In formulation, hemisqualane provides rapid spreadability, a silky dry finish, and short playtime on skin — sensory characteristics that traditionally required volatile silicones. Formulation analysis comparing hemisqualane and D5 replacements notes that it excels in delivering initial slip and lightness, making it well suited to facial serums, primers, and light-texture body products.
Its limitation is that it does not fully replicate silicone volatility: unlike D5, hemisqualane does not evaporate from the skin surface, so in formulations that rely on evaporation for texture change or pigment setting, performance adjustments may be required. ScienceDirect research on bio-based D5 alternatives recommends blending hemisqualane with other light bio-alkanes or esters to reconstruct a complete volatile profile.
Formulation Positioning
Summary
Squalane and hemisqualane occupy distinct but complementary positions in sustainable formulation. Squalane addresses the emolliency and barrier-support function with a body of dermatological evidence spanning TEWL reduction, collagen protection, and active delivery enhancement. Hemisqualane targets the regulatory gap left by the restriction of cyclic silicones, offering a biodegradable, bio-based alternative with a sensory profile close enough to D5 to allow meaningful reformulation.

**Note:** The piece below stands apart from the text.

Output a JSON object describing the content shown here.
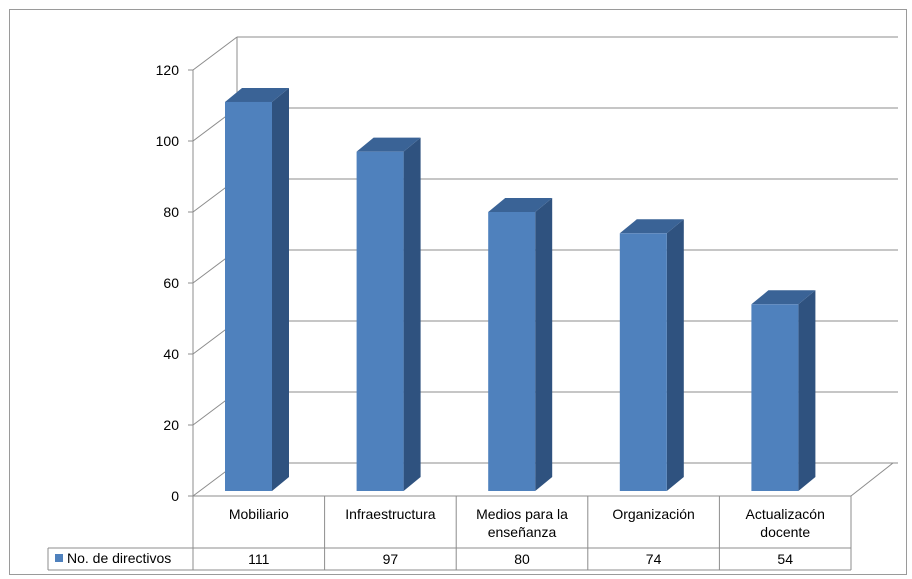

Both benefit from the same fermentation platform that has resolved the supply, consistency, and sourcing challenges that historically limited plant-derived squalane. For formulators operating under the EU REACH framework — or anticipating equivalent restrictions in other markets — the case for integrating these molecules into the emollient toolkit is now as much regulatory as it is scientific.